We also made a stop at a couple of ice caves along the way. We ventured into one, ice completely surrounding us and soon felt drops of water on our heads. Our body temperature was causing the ice to melt above us.

It was along Crooked Creek Canyon road that we were trying to find the right side canyon, but that never happened. When the creek finally snaked out of the mountains and into high prairie we hiked on down to it and fished.

Never caught a thing. Never even saw a fish. The stream was just a shallow torrent here, no pools, no runs, just racing its way downhill toward the Big Horn River several miles to the south. The cutthroats, apparently, were back in the canyon.
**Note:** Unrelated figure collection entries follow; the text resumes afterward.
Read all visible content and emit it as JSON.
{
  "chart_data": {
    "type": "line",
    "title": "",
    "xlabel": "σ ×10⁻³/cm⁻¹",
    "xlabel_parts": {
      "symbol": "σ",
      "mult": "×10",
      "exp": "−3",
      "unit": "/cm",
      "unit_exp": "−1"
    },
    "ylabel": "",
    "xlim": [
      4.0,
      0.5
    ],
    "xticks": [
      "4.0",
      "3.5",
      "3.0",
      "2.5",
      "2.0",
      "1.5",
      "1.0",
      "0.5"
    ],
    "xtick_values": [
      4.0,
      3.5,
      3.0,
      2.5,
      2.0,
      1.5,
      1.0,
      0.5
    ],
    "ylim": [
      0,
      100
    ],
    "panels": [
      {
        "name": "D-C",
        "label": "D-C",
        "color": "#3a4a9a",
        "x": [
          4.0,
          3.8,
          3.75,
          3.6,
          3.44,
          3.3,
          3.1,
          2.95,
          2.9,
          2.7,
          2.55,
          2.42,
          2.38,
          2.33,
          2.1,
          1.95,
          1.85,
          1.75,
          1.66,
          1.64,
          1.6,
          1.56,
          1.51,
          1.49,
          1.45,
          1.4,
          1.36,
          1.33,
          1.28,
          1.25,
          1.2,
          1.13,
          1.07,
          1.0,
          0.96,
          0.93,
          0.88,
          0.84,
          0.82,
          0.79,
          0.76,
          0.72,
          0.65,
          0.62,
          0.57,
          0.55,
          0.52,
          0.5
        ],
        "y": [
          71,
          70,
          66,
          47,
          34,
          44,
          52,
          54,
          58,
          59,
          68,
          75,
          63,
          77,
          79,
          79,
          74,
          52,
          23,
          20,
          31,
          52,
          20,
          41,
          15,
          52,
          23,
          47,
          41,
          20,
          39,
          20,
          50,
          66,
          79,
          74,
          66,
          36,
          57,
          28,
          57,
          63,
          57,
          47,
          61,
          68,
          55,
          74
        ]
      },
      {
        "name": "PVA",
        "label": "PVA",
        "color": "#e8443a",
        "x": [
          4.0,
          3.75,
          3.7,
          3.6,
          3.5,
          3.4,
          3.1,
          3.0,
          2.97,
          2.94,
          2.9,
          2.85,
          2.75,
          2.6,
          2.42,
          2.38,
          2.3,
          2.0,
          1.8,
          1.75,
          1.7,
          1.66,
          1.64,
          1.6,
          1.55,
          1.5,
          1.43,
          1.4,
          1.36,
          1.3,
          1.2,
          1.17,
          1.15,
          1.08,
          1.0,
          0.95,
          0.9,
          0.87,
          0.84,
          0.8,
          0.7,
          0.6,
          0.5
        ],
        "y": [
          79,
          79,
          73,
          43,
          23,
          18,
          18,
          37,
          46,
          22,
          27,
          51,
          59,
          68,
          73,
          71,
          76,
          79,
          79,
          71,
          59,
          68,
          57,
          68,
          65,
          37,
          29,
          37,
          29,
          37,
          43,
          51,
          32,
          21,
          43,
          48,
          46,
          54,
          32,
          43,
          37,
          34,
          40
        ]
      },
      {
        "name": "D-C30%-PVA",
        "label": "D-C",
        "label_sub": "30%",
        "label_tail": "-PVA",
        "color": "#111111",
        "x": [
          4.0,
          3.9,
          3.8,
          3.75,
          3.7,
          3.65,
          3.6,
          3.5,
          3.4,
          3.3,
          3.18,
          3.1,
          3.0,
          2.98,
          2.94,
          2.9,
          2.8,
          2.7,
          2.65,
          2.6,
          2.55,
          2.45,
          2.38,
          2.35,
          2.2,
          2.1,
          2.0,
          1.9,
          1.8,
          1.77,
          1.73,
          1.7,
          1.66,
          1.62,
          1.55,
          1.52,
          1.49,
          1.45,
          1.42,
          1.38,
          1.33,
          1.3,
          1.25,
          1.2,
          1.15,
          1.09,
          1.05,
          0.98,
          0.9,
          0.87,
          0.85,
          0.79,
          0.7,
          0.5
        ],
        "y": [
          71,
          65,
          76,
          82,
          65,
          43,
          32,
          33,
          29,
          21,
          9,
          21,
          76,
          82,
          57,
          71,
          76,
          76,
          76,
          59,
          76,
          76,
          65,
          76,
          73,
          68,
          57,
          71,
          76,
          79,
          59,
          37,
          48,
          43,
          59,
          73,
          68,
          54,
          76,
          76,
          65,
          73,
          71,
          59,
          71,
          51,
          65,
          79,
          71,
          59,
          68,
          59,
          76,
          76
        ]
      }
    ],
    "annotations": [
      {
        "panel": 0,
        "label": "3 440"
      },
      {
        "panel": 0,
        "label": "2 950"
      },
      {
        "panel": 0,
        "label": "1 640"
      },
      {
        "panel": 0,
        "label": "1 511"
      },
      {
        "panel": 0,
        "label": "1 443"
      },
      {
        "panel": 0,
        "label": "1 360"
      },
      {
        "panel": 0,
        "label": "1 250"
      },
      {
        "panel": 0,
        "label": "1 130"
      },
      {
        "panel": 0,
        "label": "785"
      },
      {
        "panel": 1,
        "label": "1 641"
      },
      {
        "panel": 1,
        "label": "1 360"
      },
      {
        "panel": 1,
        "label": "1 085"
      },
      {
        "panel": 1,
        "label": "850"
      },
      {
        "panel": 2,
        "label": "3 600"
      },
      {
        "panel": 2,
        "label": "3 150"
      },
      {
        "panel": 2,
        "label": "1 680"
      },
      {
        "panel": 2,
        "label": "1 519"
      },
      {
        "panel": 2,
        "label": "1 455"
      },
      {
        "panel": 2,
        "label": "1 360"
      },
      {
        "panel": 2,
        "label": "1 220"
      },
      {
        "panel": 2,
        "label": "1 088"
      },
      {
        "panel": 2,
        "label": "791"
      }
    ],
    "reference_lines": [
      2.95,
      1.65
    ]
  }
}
I have learned that a fish barrier was built in 2007 to protect this genetically pure strain of Yellowstone cutthroat trout.

Interestingly, the barrier was located in an inaccessible spot in the canyon. It was originally thought the men and equipment would go in by helicopter but that plan was abandoned and a cable tram system was installed.

So the cutthroat are safe, swimming in this small creek at the base of an impenetrable canyon, just as they were when we tried to get at them back in 1975. Their genetics will remain pure, and only fishermen willing to defy death and rappel in will be able to sample them.

The walk-in side canyon? Well, I don’t think it ever existed.